WATCH: Andy Dickenson reports on the crisis on our streets
The number of rough sleepers dying across the South has increased.
Data from the Office for National Statistics found the biggest increase in deaths of homeless people in England and Wales since records began.
It found that 11 homeless people have died in Brighton last year.
There were three recorded deaths of people who'd been sleeping rough or using emergency shelters in 2015.
The Local Government Association (LGA) said that councils require a "long-term sustainable funding solution" provided by the government.
The government says its programmes are "helping more people than ever before access vital support."
Brighton and Hove council said it is "determined" to prevent further deaths.
Homeless deaths in Dorset
Homeless deaths in Hampshire
Homeless deaths in Thames Valley
Homeless deaths in Brighton & Hove
The ONS found that deaths overall had increased by 22% in 2018.

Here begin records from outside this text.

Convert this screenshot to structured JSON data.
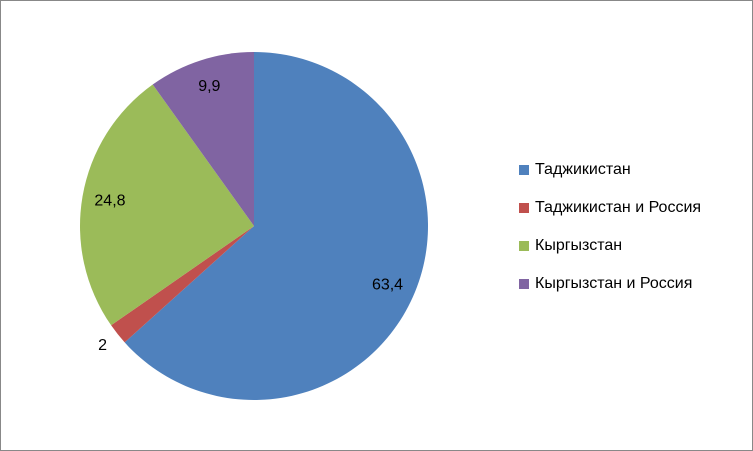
{
  "chart_data": {
    "type": "pie",
    "categories": [
      "Таджикистан",
      "Таджикистан и Россия",
      "Кыргызстан",
      "Кыргызстан и Россия"
    ],
    "values": [
      63.4,
      2,
      24.8,
      9.9
    ],
    "value_labels": [
      "63,4",
      "2",
      "24,8",
      "9,9"
    ],
    "colors": [
      "#4f81bd",
      "#c0504d",
      "#9bbb59",
      "#8064a2"
    ],
    "legend": "right"
  }
}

Two in five of these fatalities were found to be drug related, compared to just 16 per cent in the population as a whole.
There were 33 deaths in the Meridian region during that period, including 9 in Dorset and 12 in Hampshire.
There was however a fall in the number of deaths in the Thames Valley, down 3 to 16 on 2017.
Opiates, including heroin and morphine, were found to the most common substances listed on the death certificates of homeless people.
Stats are "shocking" says Brighton and Hove council
Brighton & Hove Council, which has seen a sharp increase over the last four years, said the new figures show "the tragic human toll" of homelessness.
It says it has a "welfare first" approach, with services "co-ordinated" across the city.
In Brighton & Hove, we understand the seriousness of each and every death. We are one of the first local authorities to set up a mortality review process which began in April this year. An investigation is now carried out following the death of anyone who rough sleeping, accommodated in emergency or temporary accommodation or living in supported housing designed to meet the needs of single homeless and previously rough sleeping people. We will make sure the findings are used to develop help for those in need."
Figures are "worrying" says LGA
Responding to the announcement, the LGA described the figures as "worrying".
Cllr David Renard called on the government to "provide councils with a long-term sustainable funding solution" to reduce homelessness.
He said that better funding for public health was required.
With two in five deaths related to drug poisoning, [we need to] adequately fund public health services so that councils can invest in drug and alcohol treatment services to make sure people get the support they need.
He also called on the government to "adapt welfare reforms to protect families at risk of becoming homeless, and give councils the powers to invest in new homes for those that need them, such as through reforming the Right to Buy scheme to enable councils to keep all sales receipts and set discounts locally.”
"Much more to do" says government
The government said the statistics are a "sombre reminder that there is still much more to do" on homelessness and rough sleeping.
The Department for Housing, Communities and Local Governments says that they are currently undertaking a "comprehensive review" of drug policy which "will help protest the most vulnerable."
We are also investing £1.2bn to tackle all forms of homelessness and have made the most ambitious change to legislation in a decade. This is helping more people than ever before access vital support to prevent them from becoming homeless in the first place."
They added that they are working "tirelessly" to provide the right advice and support to get people off the streets.